Cinco son las noticias positivas de los nombramientos presidenciales de ayer. La primera y más relevante es la designación de José Antonio Meade al frente de la Sedesol. El cuatro veces secretario (Energía, Hacienda, Relaciones Exteriores y Desarrollo Social) se convierte en el individuo con el perfil más completo de todo el gabinete. Meade aparece de facto como un aspirante natural a la candidatura presidencial en 2018 lo que, además, podría ocurrir en un escenario inaudito en México: haciendo converger potencialmente al PRI y al PAN si Andrés Manuel López Obrador termina por aglutinar a toda la izquierda.

La segunda es el relevo generacional. Adiós a la vieja guardia encarnada en los apellidos Chuayffet y Murillo Karam. La designación que Peña hizo de gente de su propia generación es también un refrendo de que el presidente está pensando en el largo plazo, tratando de construir un grupo de perfiles políticos que pueda hablar con los viejos conocidos, sí, pero que también sea capaz de influir en las capas generacionales donde se encuentra el gran bono demográfico. Ruiz Massieu, De la Madrid y Calzada son claros ejemplos de ello.

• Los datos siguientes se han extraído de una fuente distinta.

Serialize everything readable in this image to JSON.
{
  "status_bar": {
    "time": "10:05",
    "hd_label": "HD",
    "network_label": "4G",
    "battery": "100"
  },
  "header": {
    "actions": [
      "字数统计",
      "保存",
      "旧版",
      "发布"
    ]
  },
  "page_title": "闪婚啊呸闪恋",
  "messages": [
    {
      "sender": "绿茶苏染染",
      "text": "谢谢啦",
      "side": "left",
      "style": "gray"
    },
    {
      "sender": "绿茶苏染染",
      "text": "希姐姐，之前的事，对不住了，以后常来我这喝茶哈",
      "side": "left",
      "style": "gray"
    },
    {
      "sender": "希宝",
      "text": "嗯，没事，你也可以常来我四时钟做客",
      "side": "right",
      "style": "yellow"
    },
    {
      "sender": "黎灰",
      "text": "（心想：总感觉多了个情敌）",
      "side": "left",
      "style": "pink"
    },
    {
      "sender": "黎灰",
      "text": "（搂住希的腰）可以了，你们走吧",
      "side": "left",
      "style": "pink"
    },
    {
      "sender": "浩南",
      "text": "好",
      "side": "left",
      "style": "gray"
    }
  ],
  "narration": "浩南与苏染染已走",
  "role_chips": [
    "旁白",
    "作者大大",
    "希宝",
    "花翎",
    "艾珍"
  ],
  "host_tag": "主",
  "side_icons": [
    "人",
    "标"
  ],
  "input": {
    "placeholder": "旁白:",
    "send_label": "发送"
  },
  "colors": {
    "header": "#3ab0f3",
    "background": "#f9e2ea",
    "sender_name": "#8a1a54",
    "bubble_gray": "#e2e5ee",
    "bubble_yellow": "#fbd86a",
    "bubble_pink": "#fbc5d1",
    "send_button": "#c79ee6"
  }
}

La tercera es la designación de Aurelio Nuño al frente de la Secretaría de Educación Pública. Prácticamente todo aquel con quien uno habla refiere el arduo trabajo desplegado por Aurelio durante la consecución de las reformas estructurales, particularmente la energética. El trabajo de Nuño fue exhaustivo durante 2013 y 2014. Con toda la pausa del mundo Nuño tejió fino con los grupos parlamentarios y logró los consensos necesarios con PRD y PAN durante el Pacto por México.

La cuarta son el rescate de José Calzada y el ascenso de Enrique de la Madrid. El exgobernador de Querétaro, incomprendido por los votantes queretanos que viraron hacia el PAN en la reciente elección a gobernador, dejó un estado vibrante cuyo PIB crece a una tasa de 5.5 por ciento. De la misma forma, Enrique de la Madrid disparó el otorgamiento de crédito de Bancomext tan pronto comprendió lo que el presidente quería de la banca de desarrollo tras la reforma financiera.

La quinta es la vigencia del grupo político del presidente y la amplitud del espectro de tiempo con el que quiere gobernar. Con los cambios de ayer el presidente parece haber escuchado finalmente más a la sociedad que con muchas de las acciones que había anunciado en días previos. Ahora su gabinete queda fresco, listo para proveer municiones cuando se acerquen las pruebas políticas de 2016 y 2018.

Queda un misterio: por qué no cambió a Gerardo Ruiz Esparza. Eso sí: dos perfiles clave aguardarán una posible secretaría futura, quizá para antes de que termine el sexenio: Emilio Lozoya y Mikel Arriola.